The details of how the tax credits purport to work are opaque, and Arkansas-based oil and gas company White River Energy Corp., a company that has used the credits, says its clients have seen their tax returns approved by the IRS without issue.
But Oregon Sen. Ron Wyden, the top Democrat on the Senate Finance Committee, and fellow panel member Sen. Catherine Cortez Masto, a Nevada Democrat, insist the credits are “fraudulent” because the IRS has informed their staff that “these tax credits do not exist.”
The pair recently asked the IRS to investigate the companies promoting them and Masto has said Long’s nomination “should be withdrawn.”
Long’s publicly available financial disclosure – prepared as part of the vetting process for his IRS nomination – shows he earned a referral fee of more than $5,000 from White River, which promotes the tribal credit.
Wyden and Masto say it’s unclear whether Long played any role in promoting the tribal tax credits but called it “deeply disturbing” that someone with ties to promoters of the tax credits would run the IRS.
White River officials did not respond to telephone and email inquiries from CNN.

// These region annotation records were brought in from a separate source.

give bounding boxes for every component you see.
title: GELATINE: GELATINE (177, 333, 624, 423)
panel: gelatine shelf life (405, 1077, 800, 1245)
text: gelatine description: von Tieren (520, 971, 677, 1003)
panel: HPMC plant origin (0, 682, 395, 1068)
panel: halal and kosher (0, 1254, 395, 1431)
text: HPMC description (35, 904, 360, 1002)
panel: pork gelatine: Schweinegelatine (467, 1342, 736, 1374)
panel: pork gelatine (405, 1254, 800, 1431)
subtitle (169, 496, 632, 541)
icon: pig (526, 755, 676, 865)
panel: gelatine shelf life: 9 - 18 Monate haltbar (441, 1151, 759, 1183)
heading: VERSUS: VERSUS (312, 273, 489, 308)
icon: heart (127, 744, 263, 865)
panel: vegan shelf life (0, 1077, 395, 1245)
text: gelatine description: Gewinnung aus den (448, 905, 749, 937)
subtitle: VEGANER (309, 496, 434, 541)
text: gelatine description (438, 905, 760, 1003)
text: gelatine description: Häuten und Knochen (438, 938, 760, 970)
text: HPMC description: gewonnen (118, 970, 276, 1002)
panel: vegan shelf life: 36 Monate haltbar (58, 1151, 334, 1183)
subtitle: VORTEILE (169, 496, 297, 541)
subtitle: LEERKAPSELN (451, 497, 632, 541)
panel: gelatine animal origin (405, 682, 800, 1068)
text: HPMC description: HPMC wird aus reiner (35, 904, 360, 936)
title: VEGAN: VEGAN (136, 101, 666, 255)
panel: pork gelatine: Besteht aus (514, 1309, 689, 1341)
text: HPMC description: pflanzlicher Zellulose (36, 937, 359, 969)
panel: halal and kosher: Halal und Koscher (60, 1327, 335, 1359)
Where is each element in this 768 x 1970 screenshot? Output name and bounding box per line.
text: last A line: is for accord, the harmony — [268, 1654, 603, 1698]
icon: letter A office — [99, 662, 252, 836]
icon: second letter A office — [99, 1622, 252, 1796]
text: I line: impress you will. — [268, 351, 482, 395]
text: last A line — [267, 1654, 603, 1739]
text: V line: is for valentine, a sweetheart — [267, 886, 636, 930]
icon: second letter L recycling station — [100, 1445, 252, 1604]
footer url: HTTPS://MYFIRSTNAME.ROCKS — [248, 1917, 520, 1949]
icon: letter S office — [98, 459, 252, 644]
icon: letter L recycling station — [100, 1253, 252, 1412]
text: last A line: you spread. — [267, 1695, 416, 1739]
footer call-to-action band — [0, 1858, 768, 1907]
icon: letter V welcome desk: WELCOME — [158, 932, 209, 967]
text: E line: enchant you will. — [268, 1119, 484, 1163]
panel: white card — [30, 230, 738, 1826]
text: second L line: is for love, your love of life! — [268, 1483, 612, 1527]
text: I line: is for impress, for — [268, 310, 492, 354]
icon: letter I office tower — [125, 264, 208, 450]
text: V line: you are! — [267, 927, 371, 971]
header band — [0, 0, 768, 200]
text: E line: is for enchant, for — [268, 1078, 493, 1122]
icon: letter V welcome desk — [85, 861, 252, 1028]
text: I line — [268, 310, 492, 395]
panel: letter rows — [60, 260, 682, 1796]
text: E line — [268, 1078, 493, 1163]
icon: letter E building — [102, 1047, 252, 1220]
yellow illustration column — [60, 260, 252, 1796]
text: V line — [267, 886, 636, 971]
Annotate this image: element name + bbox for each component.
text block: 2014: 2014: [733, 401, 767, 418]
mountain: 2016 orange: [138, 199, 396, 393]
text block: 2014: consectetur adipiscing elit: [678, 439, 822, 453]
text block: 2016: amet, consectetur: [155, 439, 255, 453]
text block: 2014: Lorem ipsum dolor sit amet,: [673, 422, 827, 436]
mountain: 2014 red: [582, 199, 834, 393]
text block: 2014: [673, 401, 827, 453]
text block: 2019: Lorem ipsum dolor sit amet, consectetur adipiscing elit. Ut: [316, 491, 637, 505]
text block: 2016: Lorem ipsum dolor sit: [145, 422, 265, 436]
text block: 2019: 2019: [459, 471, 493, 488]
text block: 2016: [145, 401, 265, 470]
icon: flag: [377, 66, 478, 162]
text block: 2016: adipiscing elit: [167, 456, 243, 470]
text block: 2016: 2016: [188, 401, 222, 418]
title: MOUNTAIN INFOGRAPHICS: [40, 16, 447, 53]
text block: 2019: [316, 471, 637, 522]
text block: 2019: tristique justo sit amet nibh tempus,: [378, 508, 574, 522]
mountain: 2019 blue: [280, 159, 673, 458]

But in the statement posted on the company’s website last month, White River officials say Wyden and Masto had undertaken a “hit-job,” and are engaged in an “attempt to sabotage” Long’s nomination. White River also said it has not received any notification “from any federal government regulatory agency stating that the credits we have been utilizing are not valid or that we do not have the ability to utilize them.”
Recent Federal Election Commission filings show four White River employees were among the donors who opened their wallets to support retiring the debt leftover from Long’s 2022 Senate bid.
They contributed a combined total of $11,600 in January, several weeks after Trump announced Long’s nomination for the IRS post.